The story: Rumi is the only daughter of Indian immigrants living in Wales. On her first day at school, the teacher identifies her as being exceptionally bright and recommends that she join Mensa. Instead her father, Mahesh, decides that he can guide her to develop her fullest potential and so Rumi embarks on a rigorous program of study with few diversions allowed. As she grows older and starts to get interested in boys and popular culture, she increasingly chafes at the constraints put on her - not just by her father, but by teachers, journalists and others who all seem to have a view on how this "gift" of her extreme intelligence should be utilized.

When I read, I like to be involved with at least one character in the book. I don't always have to like them or approve of what they do, but I do need to at least care what happens to them. I admired how Lalwani shows us Rumi's view of the world (everything is a math equation), but I didn't particularly care about any of these characters and I actively disliked the father. The book felt disjointed, as if Lalwani was trying to cover too many bases. Also, the writing alternated between the present and past tense, for reasons that I could not understand.
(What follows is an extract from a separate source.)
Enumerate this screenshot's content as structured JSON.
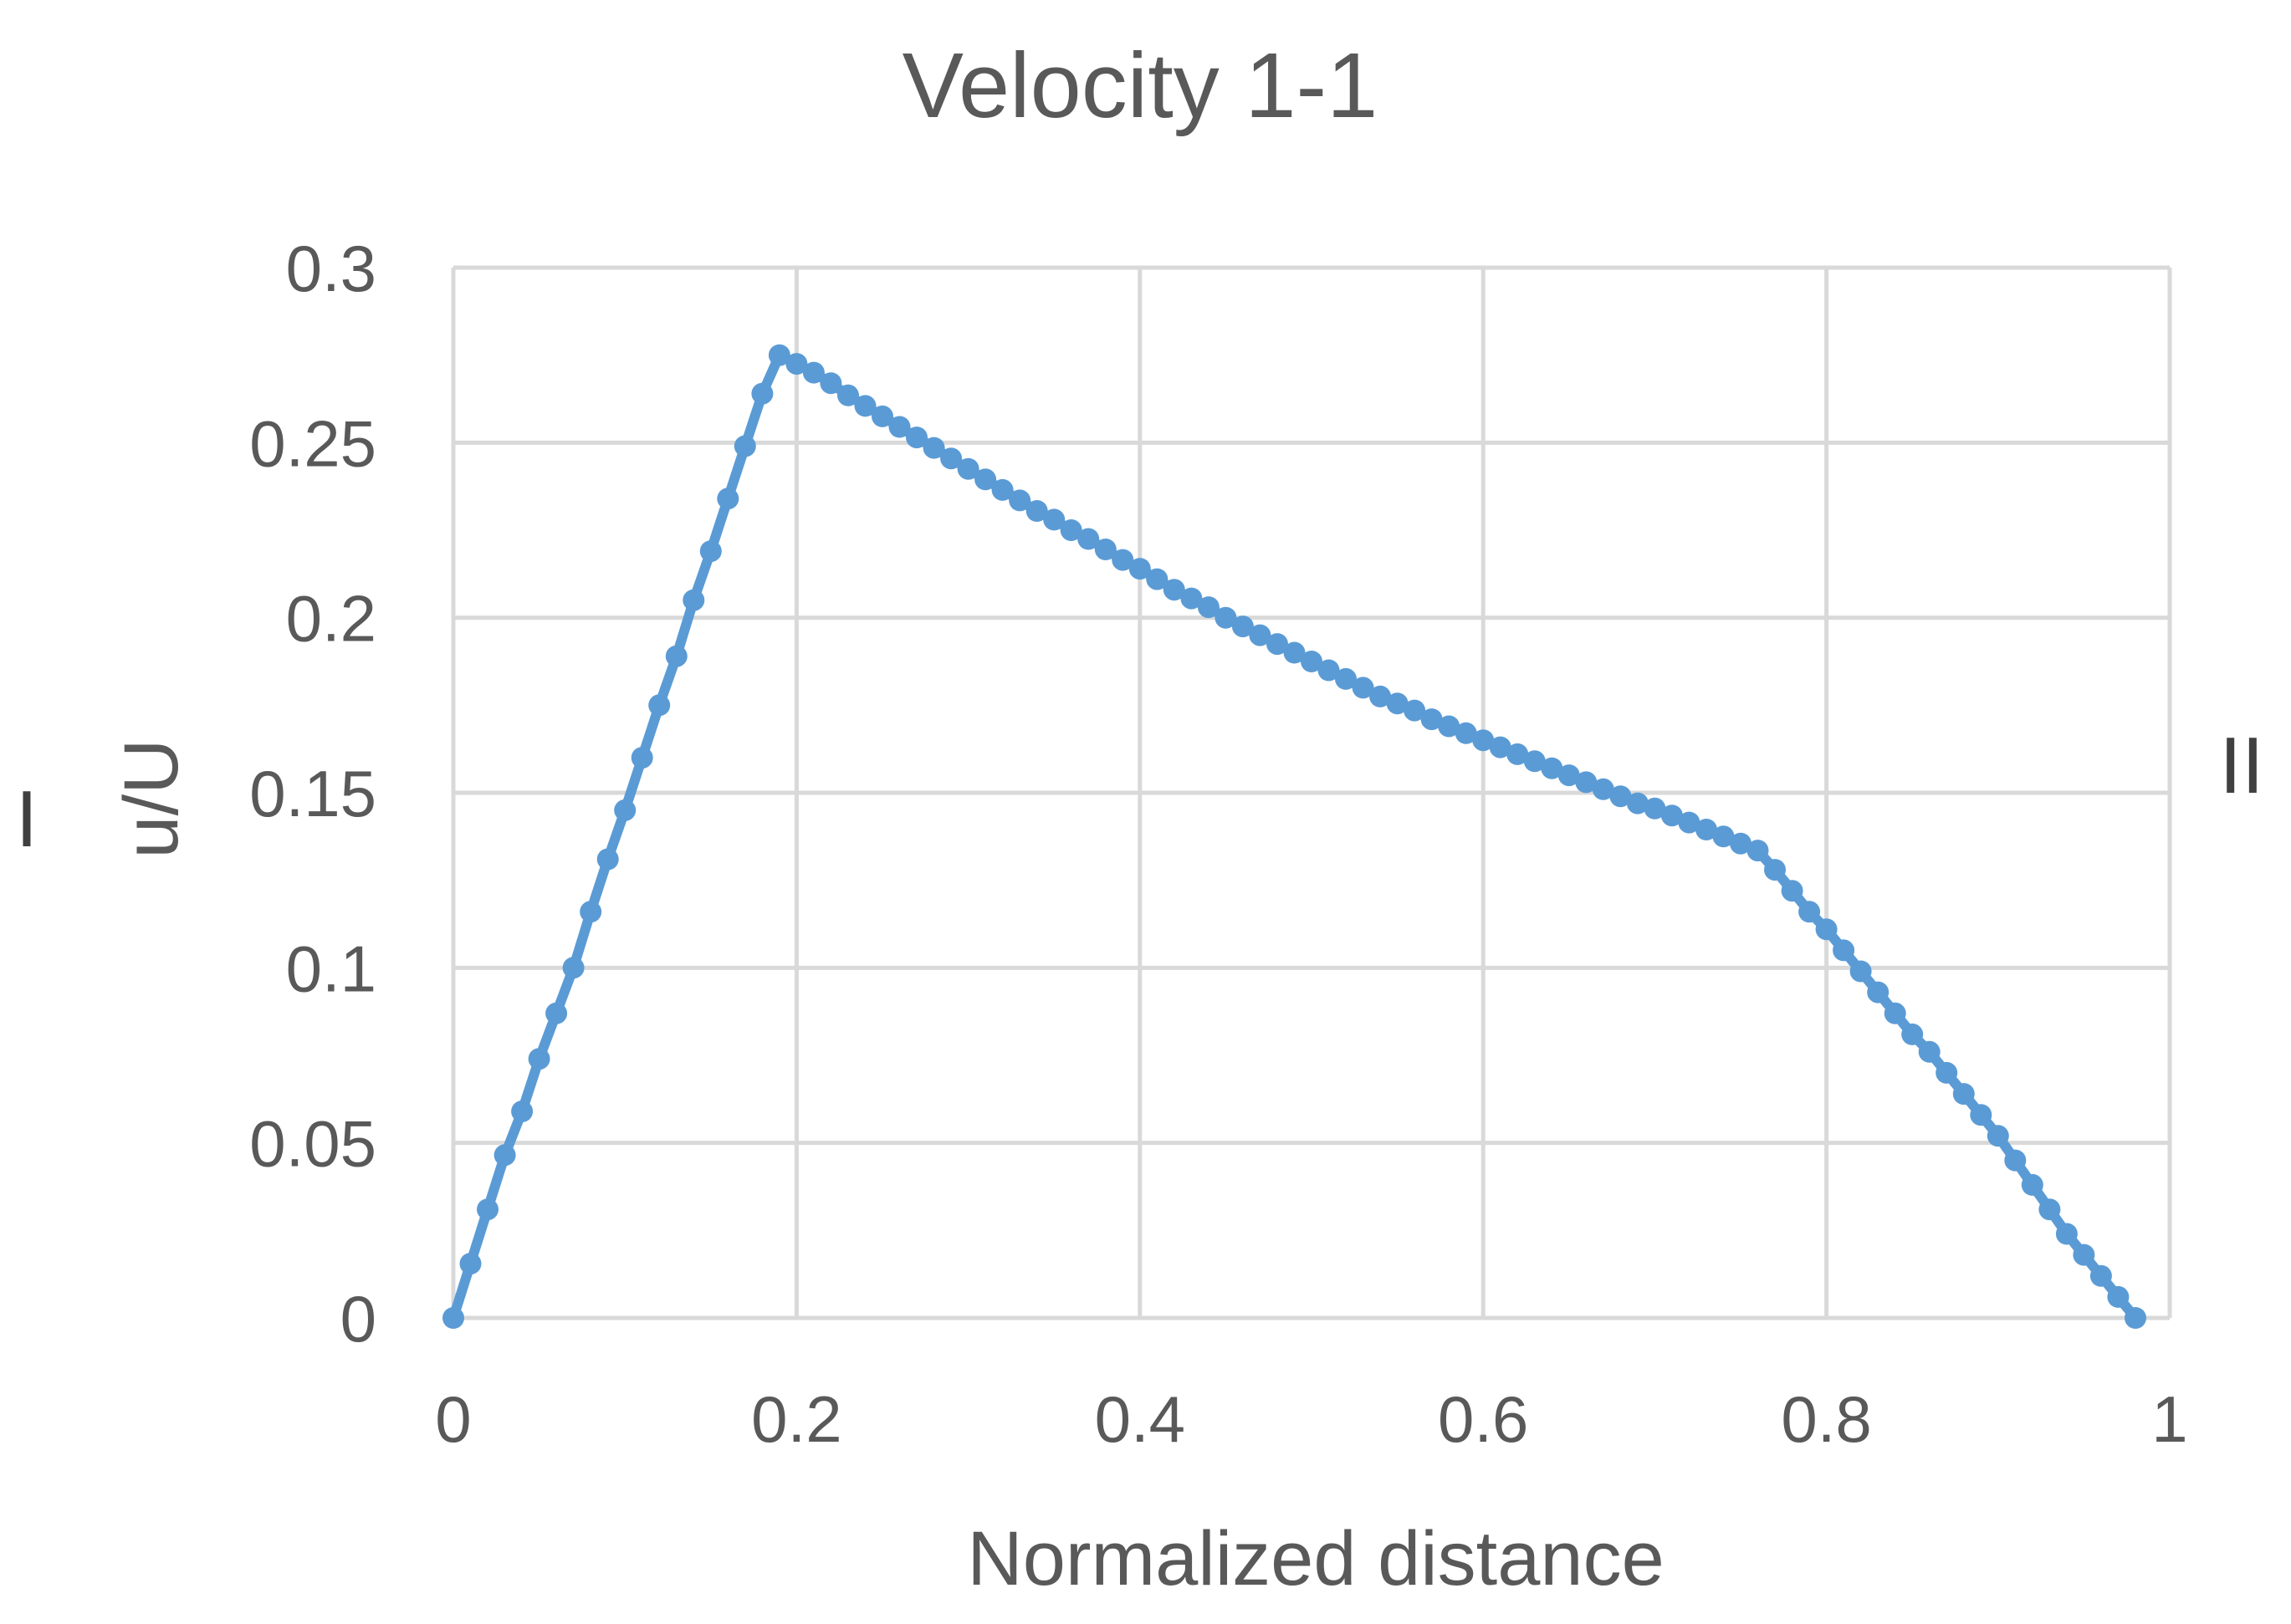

I'm really surprised that this book made the Booker long list. I think the idea behind the novel is very interesting, but Lalwani failed to deliver on it. I almost gave up on it, but I kept reading and I'm glad that I did because it picks up towards the ending when Rumi hits her teens. Even though I found it flawed, it would be a good choice for a book club as there is a lot to discuss about family relationships, the experience of immigrants, and the importance that our society places on intelligence.